Agriculture Commissioner Nikki Fried Says Medical Marijuana Processing Center License Application Rules Discriminate – Central Florida News – Health


Eric Range, Chairman of the Board of Directors of Minorities for Medical Marijuana, speaks at a press conference at Infinite Zion Farm in Parramore, surrounded by Agriculture Commissioner Nikki Fried and Representative of the State Geraldine Thompson, while Infinite Zion founder Ray Warthen watches. Photo: Matthew Peddie, WMFE News

Agriculture Commissioner Nikki Fried has said the Florida Department of Health’s rules for medical marijuana license applications are discriminatory.

A Department of Health emergency rule covers Medical Marijuana Processing Center (MMTC) license applicants who are also members of a landmark class action lawsuit, Pigford v. Glickman.

This case resulted in a $ 1.25 billion settlement for black farmers who were discriminated against when they applied for USDA loans.

Under the new rule, Pigford members who apply for CMWMs will have to pay a non-refundable application fee of $ 146,000, more than double the application fee of $ 60,830 paid by others. At a press conference at the Infinite Zion Urban Farm in Orlando on Tuesday, Fried said the fees should be lowered, “This is what we have seen in other states across the country, which have recognized that we have a situation of social justice across the country and have tried to do better,” she said.

Fried says she also wrote to the Florida attorney general, requesting an investigation into whether the rule was created with discriminatory intent.

Eric Range, chairman of the board of directors of the nonprofit Minorities for Medical Marijuana, said none of Florida’s 22 MMTC licenses have so far gone to minorities. He said black farmers are already at a disadvantage due to historical barriers to land ownership and access to capital.

“Let us also remember that there are black farmers in the state of Florida who are not part of the Pigford class and who would absolutely want to participate in this industry, and I think it is important to us as than the state, to make sure that we “make room for these people as well,” Range said.
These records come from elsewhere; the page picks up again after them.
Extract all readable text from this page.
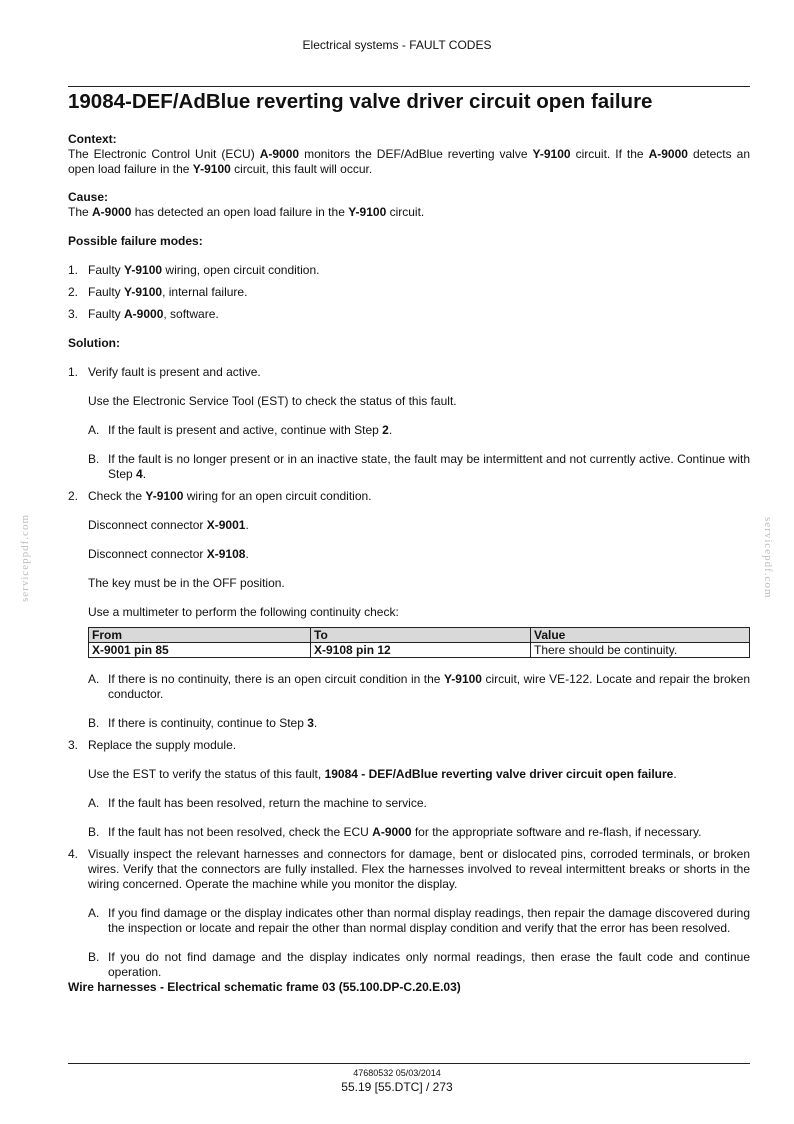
Electrical systems - FAULT CODES
19084-DEF/AdBlue reverting valve driver circuit open failure
Context:
The Electronic Control Unit (ECU) A-9000 monitors the DEF/AdBlue reverting valve Y-9100 circuit. If the A-9000 detects an open load failure in the Y-9100 circuit, this fault will occur.
Cause:
The A-9000 has detected an open load failure in the Y-9100 circuit.
Possible failure modes:
1. Faulty Y-9100 wiring, open circuit condition.
2. Faulty Y-9100, internal failure.
3. Faulty A-9000, software.
Solution:
1. Verify fault is present and active.
Use the Electronic Service Tool (EST) to check the status of this fault.
A. If the fault is present and active, continue with Step 2.
B. If the fault is no longer present or in an inactive state, the fault may be intermittent and not currently active. Continue with Step 4.
2. Check the Y-9100 wiring for an open circuit condition.
Disconnect connector X-9001.
Disconnect connector X-9108.
The key must be in the OFF position.
Use a multimeter to perform the following continuity check:
From	To	Value
X-9001 pin 85	X-9108 pin 12	There should be continuity.
A. If there is no continuity, there is an open circuit condition in the Y-9100 circuit, wire VE-122. Locate and repair the broken conductor.
B. If there is continuity, continue to Step 3.
3. Replace the supply module.
Use the EST to verify the status of this fault, 19084 - DEF/AdBlue reverting valve driver circuit open failure.
A. If the fault has been resolved, return the machine to service.
B. If the fault has not been resolved, check the ECU A-9000 for the appropriate software and re-flash, if necessary.
4. Visually inspect the relevant harnesses and connectors for damage, bent or dislocated pins, corroded terminals, or broken wires. Verify that the connectors are fully installed. Flex the harnesses involved to reveal intermittent breaks or shorts in the wiring concerned. Operate the machine while you monitor the display.
A. If you find damage or the display indicates other than normal display readings, then repair the damage discovered during the inspection or locate and repair the other than normal display condition and verify that the error has been resolved.
B. If you do not find damage and the display indicates only normal readings, then erase the fault code and continue operation.
Wire harnesses - Electrical schematic frame 03 (55.100.DP-C.20.E.03)
47680532 05/03/2014
55.19 [55.DTC] / 273
serviceppdf.com	servicepdf.com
One of those farmers is Ray Warthen, founder of Infinite Zion Farms. Warthen’s great-great-uncle was Julius July Perry, who was lynched by a white mob during the Ocoee massacre in 1920.

“It bothers me more, because of the history we have known, what our ancestors had to go through. It is a constant hill that we have to climb. And we don’t even want to be ahead of anyone, just put ourselves on the same playing field. That’s it. “

The Florida Department of Health did not respond to questions about the higher fees for Pigford members applying for an MMTC license.